Les points soulevés par la défense sont graves :

.Non-explication des chefs d’accusation dans une langue compréhensible : Un droit fondamental pour tout prévenu est de comprendre ce dont il est accusé. Ne pas avoir accès à cette information dans une langue qu’ils maîtrisent (le wolof exclusivement) constitue une entrave majeure à leur défense.

.Restriction d’accès des avocats : Le fait que leurs conseils juridiques ne puissent pas leur rendre visite là où ils sont incarcérés est une violation directe du droit à la défense et du principe d’un procès équitable.

Cette décision de ne pas comparaître est, pour leurs avocats, plus qu’une simple tactique. Il s’agit d’une position de principe, visant à dénoncer un processus jugé inéquitable dès le départ. C’est une “bonne guerre” juridique si elle permet de faire valoir des droits bafoués et de forcer les autorités à garantir un procès juste.

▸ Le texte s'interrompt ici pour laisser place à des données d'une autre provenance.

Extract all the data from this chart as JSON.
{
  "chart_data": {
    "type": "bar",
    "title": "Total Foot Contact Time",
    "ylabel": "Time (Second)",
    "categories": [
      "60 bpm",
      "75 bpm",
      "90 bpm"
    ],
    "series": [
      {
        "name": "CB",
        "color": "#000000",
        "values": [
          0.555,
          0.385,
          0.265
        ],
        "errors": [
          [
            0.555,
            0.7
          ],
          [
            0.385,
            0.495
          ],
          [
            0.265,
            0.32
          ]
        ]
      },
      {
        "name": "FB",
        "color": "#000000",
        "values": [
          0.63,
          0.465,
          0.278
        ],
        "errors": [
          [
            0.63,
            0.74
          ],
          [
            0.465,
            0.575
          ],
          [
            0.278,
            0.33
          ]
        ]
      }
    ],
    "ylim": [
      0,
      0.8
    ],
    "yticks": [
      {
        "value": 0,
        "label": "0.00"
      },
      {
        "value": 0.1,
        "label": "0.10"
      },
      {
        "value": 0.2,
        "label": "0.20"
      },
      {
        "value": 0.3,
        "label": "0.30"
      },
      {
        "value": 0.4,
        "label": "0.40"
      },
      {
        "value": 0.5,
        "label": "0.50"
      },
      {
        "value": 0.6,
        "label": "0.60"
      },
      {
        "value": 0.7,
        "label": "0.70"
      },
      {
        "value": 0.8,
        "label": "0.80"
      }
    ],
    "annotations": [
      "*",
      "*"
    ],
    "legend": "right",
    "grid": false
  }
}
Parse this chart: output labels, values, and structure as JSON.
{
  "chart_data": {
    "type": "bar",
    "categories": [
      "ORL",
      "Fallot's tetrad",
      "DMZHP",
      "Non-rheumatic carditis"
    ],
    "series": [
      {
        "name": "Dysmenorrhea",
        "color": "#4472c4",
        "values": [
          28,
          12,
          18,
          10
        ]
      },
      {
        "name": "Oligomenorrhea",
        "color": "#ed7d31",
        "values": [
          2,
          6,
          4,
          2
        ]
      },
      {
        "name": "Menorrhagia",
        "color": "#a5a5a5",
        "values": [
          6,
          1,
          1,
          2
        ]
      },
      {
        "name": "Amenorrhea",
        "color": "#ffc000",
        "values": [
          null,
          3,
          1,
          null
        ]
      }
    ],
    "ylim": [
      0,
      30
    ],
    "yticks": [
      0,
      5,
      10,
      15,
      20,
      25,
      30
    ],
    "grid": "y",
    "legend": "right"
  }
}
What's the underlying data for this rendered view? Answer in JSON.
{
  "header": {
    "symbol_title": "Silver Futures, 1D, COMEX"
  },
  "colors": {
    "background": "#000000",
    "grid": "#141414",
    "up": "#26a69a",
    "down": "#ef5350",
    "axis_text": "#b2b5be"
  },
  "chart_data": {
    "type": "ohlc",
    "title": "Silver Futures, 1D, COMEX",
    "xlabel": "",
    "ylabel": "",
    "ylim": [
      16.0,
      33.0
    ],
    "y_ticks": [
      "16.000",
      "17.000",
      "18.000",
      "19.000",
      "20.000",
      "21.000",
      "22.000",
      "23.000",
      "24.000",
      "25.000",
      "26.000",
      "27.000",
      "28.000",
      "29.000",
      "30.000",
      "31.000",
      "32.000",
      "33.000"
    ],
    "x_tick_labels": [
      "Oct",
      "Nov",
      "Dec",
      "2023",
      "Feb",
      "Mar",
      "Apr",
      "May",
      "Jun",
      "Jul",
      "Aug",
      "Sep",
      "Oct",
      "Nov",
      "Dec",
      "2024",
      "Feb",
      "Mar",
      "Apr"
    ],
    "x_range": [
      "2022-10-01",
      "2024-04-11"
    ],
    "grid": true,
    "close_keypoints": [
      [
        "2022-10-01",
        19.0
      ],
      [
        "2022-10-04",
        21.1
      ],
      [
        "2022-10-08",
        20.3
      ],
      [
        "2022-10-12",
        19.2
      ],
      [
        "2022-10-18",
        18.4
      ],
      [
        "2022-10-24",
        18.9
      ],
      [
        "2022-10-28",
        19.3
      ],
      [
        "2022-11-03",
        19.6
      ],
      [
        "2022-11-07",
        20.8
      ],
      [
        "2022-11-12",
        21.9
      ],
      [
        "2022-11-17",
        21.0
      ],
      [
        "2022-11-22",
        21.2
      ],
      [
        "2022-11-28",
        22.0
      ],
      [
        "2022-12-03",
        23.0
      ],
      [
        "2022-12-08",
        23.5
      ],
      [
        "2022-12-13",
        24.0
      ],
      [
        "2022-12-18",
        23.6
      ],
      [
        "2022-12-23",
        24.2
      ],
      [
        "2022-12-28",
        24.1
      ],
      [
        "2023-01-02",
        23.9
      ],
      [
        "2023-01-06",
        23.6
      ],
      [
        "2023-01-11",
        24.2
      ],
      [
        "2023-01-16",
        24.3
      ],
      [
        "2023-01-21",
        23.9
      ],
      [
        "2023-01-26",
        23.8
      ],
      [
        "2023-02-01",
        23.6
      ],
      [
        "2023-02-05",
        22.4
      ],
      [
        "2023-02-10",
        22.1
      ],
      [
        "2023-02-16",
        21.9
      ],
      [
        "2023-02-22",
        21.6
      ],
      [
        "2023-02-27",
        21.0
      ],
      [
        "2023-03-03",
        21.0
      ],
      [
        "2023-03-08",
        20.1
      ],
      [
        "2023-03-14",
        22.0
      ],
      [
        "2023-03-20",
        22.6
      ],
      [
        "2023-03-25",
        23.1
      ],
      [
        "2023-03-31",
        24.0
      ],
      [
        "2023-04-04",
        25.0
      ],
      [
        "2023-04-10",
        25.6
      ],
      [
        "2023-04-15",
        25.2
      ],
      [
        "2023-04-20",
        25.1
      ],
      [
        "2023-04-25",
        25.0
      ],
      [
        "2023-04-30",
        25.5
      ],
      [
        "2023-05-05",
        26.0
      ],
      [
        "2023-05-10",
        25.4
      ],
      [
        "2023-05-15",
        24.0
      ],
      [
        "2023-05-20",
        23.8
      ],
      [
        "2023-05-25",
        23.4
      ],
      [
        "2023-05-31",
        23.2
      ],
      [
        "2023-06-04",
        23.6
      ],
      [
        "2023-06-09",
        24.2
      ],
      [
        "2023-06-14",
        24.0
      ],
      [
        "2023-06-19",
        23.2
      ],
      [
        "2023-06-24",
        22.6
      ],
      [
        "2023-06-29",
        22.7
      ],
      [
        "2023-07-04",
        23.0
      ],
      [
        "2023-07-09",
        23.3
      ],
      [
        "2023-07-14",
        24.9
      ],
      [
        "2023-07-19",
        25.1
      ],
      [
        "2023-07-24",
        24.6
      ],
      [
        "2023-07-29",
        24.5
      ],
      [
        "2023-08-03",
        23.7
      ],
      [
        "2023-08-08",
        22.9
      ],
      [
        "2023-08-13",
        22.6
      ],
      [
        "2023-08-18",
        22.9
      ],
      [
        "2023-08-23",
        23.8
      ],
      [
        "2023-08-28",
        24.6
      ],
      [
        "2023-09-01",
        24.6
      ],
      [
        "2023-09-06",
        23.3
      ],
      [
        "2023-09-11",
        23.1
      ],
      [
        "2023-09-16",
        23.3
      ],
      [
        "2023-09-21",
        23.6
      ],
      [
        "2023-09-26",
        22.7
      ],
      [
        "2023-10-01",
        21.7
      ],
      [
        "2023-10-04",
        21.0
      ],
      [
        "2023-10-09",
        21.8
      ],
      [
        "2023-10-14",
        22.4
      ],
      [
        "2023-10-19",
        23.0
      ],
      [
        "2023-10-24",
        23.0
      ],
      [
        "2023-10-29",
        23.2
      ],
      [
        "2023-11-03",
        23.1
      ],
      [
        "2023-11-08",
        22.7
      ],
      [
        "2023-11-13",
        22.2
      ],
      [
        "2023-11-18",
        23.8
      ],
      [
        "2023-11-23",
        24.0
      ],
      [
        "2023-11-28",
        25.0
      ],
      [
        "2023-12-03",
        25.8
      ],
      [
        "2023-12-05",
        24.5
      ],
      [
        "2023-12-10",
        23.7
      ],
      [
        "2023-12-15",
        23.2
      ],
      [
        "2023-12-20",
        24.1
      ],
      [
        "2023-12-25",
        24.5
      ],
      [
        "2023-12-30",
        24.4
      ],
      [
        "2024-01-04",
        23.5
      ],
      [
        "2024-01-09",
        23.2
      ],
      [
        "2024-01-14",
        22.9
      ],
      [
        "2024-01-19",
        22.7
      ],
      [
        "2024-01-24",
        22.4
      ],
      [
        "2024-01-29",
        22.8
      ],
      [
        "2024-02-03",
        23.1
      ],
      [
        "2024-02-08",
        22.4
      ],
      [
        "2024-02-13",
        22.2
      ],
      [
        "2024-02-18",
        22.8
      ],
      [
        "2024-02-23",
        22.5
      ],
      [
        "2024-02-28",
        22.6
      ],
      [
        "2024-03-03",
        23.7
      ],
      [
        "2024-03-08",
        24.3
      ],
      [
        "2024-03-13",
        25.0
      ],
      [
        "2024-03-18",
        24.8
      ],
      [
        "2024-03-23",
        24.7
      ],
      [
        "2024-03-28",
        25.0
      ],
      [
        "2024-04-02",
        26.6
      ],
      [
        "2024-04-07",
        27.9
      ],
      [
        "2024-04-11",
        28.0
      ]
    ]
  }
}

Le Silence Assourdissant des Instances Sportives

Dans ce drame humain et judiciaire, le mutisme de la FIFA et de la CAF est particulièrement frappant. Deux organisations censées garantir l’éthique sportive, le fair-play et la protection des acteurs du football, demeurent étrangement silencieuses alors que des supporters d’une nation championne d’Afrique sont détenus et poursuivis. Cette absence de réaction ajoute au sentiment d’abandon et renforce l’hypothèse d’une affaire gérée plus par la rancœur que par une justice impartiale.

Quelle position á adopter face á cet état de fait?

La situation des 18 Sénégalais détenus au Maroc est critique et exige la plus grande attention. Elle appelle à une mobilisation et une vigilance de la part des autorités sénégalaises, des organisations de défense des droits humains et de l’opinion publique nationale et internationale. Il est impératif que les droits fondamentaux de nos compatriotes soient respectés et qu’un procès juste et équitable leur soit garanti, avec un accès plein et entier à leurs avocats et une traduction appropriée des accusations. La lumière doit être faite sur le déroulement exact des événements et la légalité de toutes les procédures engagées.

Dans l’attente d’une résolution équitable, le sort de nos compatriotes continue de peser lourdement sur nos cœurs, et leur courage face à l’adversité force l’admiration.